For toner, you have a couple of different options. Witch hazel is a great
anti-inflammatory and protective option (2), so if you have acne or want to prevent skin cancer (and who doesn’t?), you should definitely consider grabbing some the next time you’re at the store (3). Your other option is apple cider vinegar, which, because of its acidity, is spectacular at balancing out the pH in your skin. Just make sure you dilute it, as straight apple cider vinegar is far too strong for the skin. To start out, try a ratio of 1:3 of ACV to water, and adjust from there.
So, you have a blemish. Or two.Or too many to count. Whatever the case may be,
you want to get rid of them as quickly as possible. For this, your best option is going to be tea tree oil. Tea tree oil is antimicrobial and has even been shown to have a significant effect on acne when compared to benzoylperoxide, a popular chemical used in acne treatments (4). Simply dab a bit of the oil onto the affected area, and allow to dry.

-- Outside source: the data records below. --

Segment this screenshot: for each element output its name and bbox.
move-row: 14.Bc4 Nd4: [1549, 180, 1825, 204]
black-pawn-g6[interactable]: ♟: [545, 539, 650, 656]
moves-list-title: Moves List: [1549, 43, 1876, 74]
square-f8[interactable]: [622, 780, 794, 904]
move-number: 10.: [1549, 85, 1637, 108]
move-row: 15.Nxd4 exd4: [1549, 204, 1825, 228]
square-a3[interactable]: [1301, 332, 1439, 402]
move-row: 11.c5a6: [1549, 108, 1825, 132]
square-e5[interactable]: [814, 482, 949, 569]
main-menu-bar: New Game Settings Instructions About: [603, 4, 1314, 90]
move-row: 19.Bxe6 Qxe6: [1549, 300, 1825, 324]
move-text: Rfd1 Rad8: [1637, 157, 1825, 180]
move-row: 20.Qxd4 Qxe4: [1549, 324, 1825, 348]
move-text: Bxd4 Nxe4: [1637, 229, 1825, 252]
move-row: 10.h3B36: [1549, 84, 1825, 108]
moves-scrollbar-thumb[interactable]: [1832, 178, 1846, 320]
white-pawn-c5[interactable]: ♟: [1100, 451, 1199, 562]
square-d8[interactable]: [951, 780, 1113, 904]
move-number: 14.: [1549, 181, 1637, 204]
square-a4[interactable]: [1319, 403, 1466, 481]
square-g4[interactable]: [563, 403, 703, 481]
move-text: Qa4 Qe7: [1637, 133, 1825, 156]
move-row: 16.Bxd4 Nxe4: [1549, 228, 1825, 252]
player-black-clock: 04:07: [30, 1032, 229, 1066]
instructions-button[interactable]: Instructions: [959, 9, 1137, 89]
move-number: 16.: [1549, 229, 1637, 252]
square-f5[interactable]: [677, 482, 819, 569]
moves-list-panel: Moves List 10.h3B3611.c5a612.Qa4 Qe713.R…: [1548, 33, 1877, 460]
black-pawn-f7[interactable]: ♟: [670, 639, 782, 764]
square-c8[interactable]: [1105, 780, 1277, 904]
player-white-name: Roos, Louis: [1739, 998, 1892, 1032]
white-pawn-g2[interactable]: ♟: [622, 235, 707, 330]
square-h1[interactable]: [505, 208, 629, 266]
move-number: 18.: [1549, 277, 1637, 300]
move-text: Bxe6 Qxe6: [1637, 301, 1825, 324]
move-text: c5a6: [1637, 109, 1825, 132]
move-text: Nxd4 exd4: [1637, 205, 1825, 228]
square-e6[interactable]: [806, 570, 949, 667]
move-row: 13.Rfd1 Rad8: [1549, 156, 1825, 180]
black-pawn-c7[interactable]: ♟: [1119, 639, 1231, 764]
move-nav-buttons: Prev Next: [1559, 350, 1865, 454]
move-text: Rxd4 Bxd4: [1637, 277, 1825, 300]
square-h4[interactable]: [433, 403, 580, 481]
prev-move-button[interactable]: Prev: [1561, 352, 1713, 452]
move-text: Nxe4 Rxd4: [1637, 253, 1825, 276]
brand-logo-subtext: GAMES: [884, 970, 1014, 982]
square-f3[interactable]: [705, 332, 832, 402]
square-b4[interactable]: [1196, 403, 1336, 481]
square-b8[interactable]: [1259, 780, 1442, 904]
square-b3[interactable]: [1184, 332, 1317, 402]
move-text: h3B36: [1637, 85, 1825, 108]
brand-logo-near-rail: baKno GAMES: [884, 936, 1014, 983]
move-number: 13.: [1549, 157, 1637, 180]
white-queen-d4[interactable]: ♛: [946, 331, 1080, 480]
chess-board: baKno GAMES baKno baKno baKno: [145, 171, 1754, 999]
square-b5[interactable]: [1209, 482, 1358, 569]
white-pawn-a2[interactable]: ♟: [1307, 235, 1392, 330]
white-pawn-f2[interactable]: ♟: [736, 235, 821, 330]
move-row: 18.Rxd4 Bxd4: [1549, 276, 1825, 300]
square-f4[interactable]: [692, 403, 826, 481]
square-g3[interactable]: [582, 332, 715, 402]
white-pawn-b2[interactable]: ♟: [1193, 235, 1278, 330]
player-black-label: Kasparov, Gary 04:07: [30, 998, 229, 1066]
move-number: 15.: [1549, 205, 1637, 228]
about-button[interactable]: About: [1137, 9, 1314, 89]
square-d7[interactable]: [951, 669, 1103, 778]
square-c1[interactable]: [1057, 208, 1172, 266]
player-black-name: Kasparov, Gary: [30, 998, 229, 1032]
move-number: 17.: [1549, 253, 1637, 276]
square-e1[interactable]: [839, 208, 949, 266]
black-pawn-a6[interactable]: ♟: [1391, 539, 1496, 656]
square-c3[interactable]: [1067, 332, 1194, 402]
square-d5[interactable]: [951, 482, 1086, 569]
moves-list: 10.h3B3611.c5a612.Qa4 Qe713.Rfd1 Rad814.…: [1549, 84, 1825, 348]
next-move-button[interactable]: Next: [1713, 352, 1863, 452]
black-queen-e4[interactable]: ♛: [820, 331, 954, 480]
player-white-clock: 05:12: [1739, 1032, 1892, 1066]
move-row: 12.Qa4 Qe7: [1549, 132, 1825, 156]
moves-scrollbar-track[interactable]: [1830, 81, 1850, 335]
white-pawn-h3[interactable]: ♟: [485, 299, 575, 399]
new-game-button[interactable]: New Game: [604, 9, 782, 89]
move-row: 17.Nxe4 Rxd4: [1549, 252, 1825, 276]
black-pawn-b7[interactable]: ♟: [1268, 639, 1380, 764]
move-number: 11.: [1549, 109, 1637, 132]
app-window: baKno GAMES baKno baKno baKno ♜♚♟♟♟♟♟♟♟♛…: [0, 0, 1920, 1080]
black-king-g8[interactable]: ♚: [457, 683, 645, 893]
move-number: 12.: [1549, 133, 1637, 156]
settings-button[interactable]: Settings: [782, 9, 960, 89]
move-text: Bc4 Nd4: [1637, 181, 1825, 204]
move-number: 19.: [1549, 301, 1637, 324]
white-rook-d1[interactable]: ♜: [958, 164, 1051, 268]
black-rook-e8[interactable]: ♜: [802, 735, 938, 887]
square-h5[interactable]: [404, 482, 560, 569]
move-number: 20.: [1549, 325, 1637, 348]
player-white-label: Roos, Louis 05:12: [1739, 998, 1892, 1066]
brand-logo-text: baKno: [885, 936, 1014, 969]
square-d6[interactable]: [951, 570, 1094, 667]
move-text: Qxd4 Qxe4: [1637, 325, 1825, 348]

Finally, you’re going to need to moisturize your skin. For this, a
non-comedogenic oil is a good solution. Examples of these would be hemp seed oil, shea
butter, or sunflower oil. If none of those options appeal to you, you can even use aloe vera gel. But, whatever you do, do not use coconut oil as a moisturizer, especially if you are someone with acne prone skin. Coconut oil is fairly comedogenic, meaning that there’s a decent chance it will clog your pores if you slather it on and let it soak into your skin. Alternatively, try one of the other options listed above.
Once or twice week, you may feel like giving your skin a little extra TLC by
indulging in a mask or exfoliating away your dry skin. For masks, some mashed up avocado, banana, or a generous layer of aloe vera will provide your skin with the moisture and antioxidants it craves. And to get rid of dry skin, try baking soda or a mix of sugar or salt with your favorite oil and exfoliate away. These steps should always be done after you cleanse your skin and before toner. And, if you’re exfoliating and doing a face mask on the same day, be sure to make exfoliating your first step, rather than doing it after your mask.
As you can see, there are a multitude of fantastic, all-natural products you can start incorporating into your daily skincare routine. And, meanwhile, you’ll be avoiding all of the sketchy chemicals and ingredients that over-the-counter skin care products often contain.
Barrett, J. R. (2005). Chemical Exposures: The Ugly Side of Beauty Products. Environmental Health Perspectives, 113(1), A24.
Graf, J. (2015). Herbal Anti-Inflammatory Agents for Skin Disease. Skin Therapy Letter, N.p.
Thring, T. S., Hili, P., Naughton, D. P. (2011). Antioxidant and potential anti-inflammatory activity of extracts and formulations of white tea, rose, and witch hazel on primary human dermal fibroblast cells. Journal of Inflammation, 8:27.
Bassett, I. B., Pannowitz, D. L., Barnetson, R. S. (1990). A comparative study of tea-tree oil versus benzoylperoxide in the treatment of acne. The Medical Journal of Australia, 153(8), 455-458.